As a further improvement of the present invention, the data acquisition unit further includes an administrator interface module, which is used to receive the fault feature item defined by initialization, and output the fault feature item to the fault feature library for storage.
As a further improvement of the present invention, the present invention further includes a Web client remotely connected to the fault processing unit and embedded in the visualization device, so as to create and display the operation status of each data node in the large-scale cluster server in real time, and a user can manually configure user configuration information through the Web client.
As a further improvement of the present invention, the user configuration information includes: fault monitoring strategy, fault early warning strategy, fault recovery strategy and user-defined fault characteristic item.
As a further improvement of the invention, the visualization device comprises a mobile phone and a personal computer.
As a further improvement of the invention, the failure signature library comprises a MySQL database.
Compared with the prior art, the invention has the beneficial effects that: according to the invention, the data acquisition, early warning and fault resolution can be automatically carried out on the fault of each node in the large-scale cluster server based on cloud computing, so that the stability and the availability of the large-scale cluster server are improved.
Drawings
Fig. 1 is a schematic structural diagram of a monitoring management system based on cloud computing according to a first embodiment of the present invention;
fig. 2 is a schematic structural diagram of another embodiment of the monitoring management system based on cloud computing according to the present invention.
Wherein, the reference numbers in the detailed description are as follows:
monitoring management system-100; a data acquisition unit-10; a monitoring client-102; large-scale cluster server-11; virtual machine-11 a; a physical machine-11 b; monitoring databases-111, 112, 113; fault signature library-103; a fault handling unit-40; fault monitoring engine-401; a fault warning engine-402; fail-over engine-403; administrator interface module-104; a Web client-50; visualization device-501.
Detailed Description
The present invention is described in detail with reference to the embodiments shown in the drawings, but it should be understood that these embodiments are not intended to limit the present invention, and those skilled in the art should understand that functional, methodological, or structural equivalents or substitutions made by these embodiments are within the scope of the present invention.
The present invention aims to implement unified state monitoring, fault detection, early warning, alarming and automatic recovery on physical resources (including physical computing devices, physical storage devices, physical network devices and physical security devices) and virtual resources (including virtual computing devices, virtual storage devices, virtual network devices and virtual security devices) of a large-scale or super-large-scale cluster server in cloud computing through themonitoring management system 100 according to the specific embodiments shown in the present invention, so as to ensure that the physical resources and the virtual resources of each data node in cloud computing are in a healthy and highly available state.
The first embodiment is as follows:
please refer to a first embodiment of the monitoring management system based on cloud computing shown in fig. 1, which discloses amonitoring management system 100 based on cloud computing, configured to monitor and manage an operation state of a large-scale cluster server 11 in cloud computing.
In the present embodiment, themonitoring management system 100 includes:
adata acquisition unit 10 comprising: the monitoring system comprises amonitoring client 102 for collecting node data in the large-scale cluster server 11 in real time, and threemonitoring databases 111, 112, 113 for storing the node data.
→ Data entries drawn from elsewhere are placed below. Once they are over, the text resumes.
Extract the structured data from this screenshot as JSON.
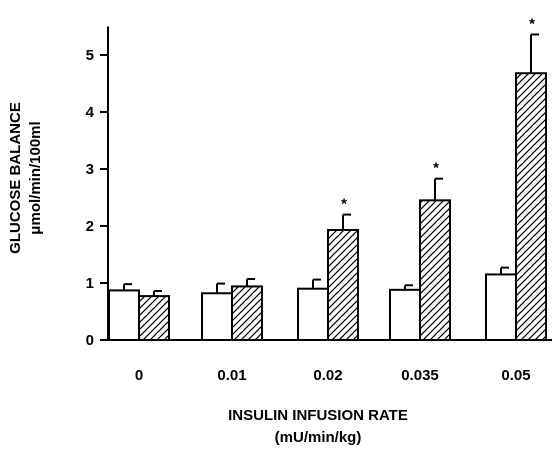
{
  "chart_data": {
    "type": "bar",
    "categories": [
      "0",
      "0.01",
      "0.02",
      "0.035",
      "0.05"
    ],
    "series": [
      {
        "pattern": "open",
        "values": [
          0.87,
          0.82,
          0.9,
          0.88,
          1.15
        ],
        "errors": [
          0.11,
          0.17,
          0.16,
          0.08,
          0.12
        ]
      },
      {
        "pattern": "hatched",
        "values": [
          0.77,
          0.94,
          1.93,
          2.45,
          4.68
        ],
        "errors": [
          0.09,
          0.13,
          0.27,
          0.38,
          0.68
        ]
      }
    ],
    "significance": [
      "",
      "",
      "*",
      "*",
      "*"
    ],
    "ylabel_line1": "GLUCOSE BALANCE",
    "ylabel_line2": "μmol/min/100ml",
    "xlabel_line1": "INSULIN INFUSION RATE",
    "xlabel_line2": "(mU/min/kg)",
    "ylim": [
      0,
      5.5
    ],
    "yticks": [
      0,
      1,
      2,
      3,
      4,
      5
    ],
    "grid": false,
    "legend": "none"
  }
}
Specifically, themonitoring client 102 in thedata acquisition unit 10 acquires data such as CPUs, disk IOs, ports, processes, DNS, and the like in different network nodes or nodes of different network types in real time through a Virtual private network (VMN), and sends a storage access request after dividing the data into three parts horizontally; and then, three pieces of data which are horizontally split are respectively stored in themonitoring databases 111, 112 and 113 by calling MySQL data interfaces of themonitoring databases 111, 112 and 113 so as to be ready for the real-time access of themonitoring client 102.
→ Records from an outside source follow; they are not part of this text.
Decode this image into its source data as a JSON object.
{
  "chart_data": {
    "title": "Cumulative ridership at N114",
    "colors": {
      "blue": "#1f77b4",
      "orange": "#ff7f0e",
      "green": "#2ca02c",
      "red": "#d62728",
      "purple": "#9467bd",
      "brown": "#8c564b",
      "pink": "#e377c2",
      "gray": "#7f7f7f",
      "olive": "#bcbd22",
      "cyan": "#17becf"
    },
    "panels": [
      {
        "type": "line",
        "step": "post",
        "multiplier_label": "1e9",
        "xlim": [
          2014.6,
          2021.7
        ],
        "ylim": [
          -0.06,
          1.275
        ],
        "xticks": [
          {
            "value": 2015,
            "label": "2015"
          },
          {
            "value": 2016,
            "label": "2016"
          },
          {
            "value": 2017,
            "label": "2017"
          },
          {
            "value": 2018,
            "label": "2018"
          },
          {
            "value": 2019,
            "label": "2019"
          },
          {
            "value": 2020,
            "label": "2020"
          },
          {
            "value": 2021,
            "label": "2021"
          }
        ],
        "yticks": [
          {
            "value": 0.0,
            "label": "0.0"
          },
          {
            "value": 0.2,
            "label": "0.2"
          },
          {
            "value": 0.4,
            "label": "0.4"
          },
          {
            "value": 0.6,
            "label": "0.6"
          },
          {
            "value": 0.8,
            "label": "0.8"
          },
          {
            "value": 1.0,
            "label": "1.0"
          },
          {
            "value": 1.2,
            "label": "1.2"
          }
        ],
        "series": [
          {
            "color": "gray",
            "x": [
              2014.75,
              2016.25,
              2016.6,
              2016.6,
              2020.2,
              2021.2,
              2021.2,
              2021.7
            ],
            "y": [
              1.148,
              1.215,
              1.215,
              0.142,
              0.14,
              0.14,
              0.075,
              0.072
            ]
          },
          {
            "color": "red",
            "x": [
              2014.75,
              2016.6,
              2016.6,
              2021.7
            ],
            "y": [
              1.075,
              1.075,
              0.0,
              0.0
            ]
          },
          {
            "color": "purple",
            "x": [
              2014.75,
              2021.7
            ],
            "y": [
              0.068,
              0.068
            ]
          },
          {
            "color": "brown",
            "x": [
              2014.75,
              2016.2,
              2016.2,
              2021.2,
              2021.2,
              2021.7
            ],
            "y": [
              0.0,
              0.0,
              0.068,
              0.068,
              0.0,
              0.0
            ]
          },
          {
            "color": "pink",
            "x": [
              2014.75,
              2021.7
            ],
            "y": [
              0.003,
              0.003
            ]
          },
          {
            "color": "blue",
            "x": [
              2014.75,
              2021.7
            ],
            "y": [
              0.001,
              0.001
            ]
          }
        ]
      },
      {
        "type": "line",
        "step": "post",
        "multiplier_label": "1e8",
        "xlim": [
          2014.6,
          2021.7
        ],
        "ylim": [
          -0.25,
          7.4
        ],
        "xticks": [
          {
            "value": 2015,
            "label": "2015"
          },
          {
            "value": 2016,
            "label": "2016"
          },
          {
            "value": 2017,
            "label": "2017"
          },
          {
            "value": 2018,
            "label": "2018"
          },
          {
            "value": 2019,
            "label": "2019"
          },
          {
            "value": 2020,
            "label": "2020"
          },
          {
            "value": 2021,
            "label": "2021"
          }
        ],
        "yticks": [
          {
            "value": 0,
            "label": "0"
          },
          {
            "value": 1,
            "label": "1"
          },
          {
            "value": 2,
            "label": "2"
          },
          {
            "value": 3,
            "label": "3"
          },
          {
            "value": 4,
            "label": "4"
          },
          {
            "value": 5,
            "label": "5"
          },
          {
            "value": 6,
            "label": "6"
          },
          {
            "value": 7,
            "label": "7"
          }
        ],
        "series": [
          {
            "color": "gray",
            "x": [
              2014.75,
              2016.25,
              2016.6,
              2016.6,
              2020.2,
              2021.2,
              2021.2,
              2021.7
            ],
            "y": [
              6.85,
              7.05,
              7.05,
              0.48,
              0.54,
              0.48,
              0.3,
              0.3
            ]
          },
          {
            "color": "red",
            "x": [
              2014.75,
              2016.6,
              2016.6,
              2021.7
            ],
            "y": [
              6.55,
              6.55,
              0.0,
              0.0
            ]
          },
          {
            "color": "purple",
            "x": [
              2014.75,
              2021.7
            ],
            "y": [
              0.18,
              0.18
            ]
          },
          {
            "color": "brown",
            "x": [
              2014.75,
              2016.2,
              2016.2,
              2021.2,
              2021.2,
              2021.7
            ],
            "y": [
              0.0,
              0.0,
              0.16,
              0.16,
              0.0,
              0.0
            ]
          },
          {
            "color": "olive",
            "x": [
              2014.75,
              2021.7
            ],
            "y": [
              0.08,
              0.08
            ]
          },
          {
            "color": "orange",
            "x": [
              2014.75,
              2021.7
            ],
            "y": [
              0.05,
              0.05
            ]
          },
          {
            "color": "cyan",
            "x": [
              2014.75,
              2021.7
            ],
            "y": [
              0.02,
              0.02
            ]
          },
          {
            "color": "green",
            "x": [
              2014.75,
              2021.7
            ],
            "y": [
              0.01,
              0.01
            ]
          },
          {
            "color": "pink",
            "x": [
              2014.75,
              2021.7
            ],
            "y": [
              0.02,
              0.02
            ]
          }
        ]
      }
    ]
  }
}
In the present embodiment, themonitoring databases 111, 112, and 113 are each a MySQL database.
The operation of horizontally splitting the node data can be completed at the MySQL database end, so that the bottleneck problem of a large amount of or ultra-large amount of data and a high-load table can be avoided, and the transaction processing is relatively simple. The data stored in thedifferent monitoring databases 111, 112, 113 at these levels can help themonitoring client 102 to find out abnormal changes of data of each node in the large-scale cluster server 11 in time, and warn the occurrence of small abnormal changes in each data node through a large amount of historical data.
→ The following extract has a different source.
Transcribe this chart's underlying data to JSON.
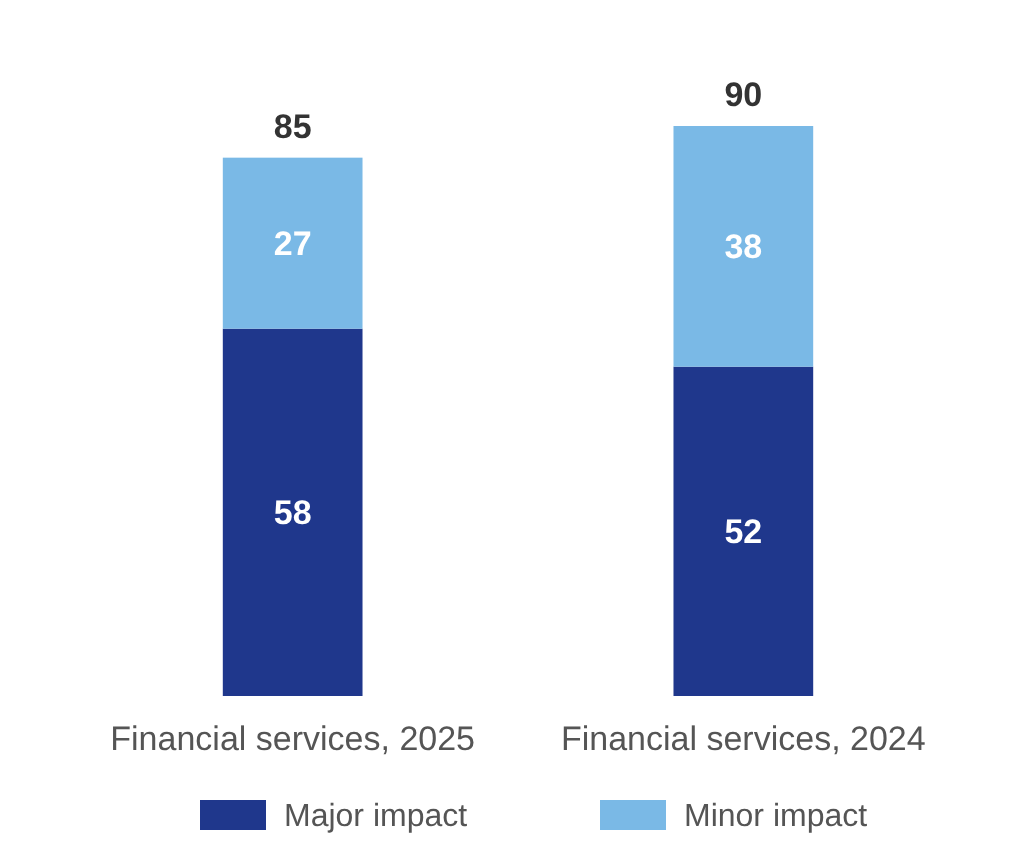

In this embodiment, themonitoring management system 100 further includes: afault feature library 103 and afault processing unit 40.
Specifically, thefault feature library 103 is configured to define and store fault feature items, and themonitoring client 102 verifies node data acquired in real time with the fault feature items in thefault feature library 103 to determine whether the node data is a fault, and if the node data is a fault, sends a fault instruction to thefault processing unit 40. Thefault signature library 103 is a MySQL database, may also be an Oracle database, and is preferably a MySQL database.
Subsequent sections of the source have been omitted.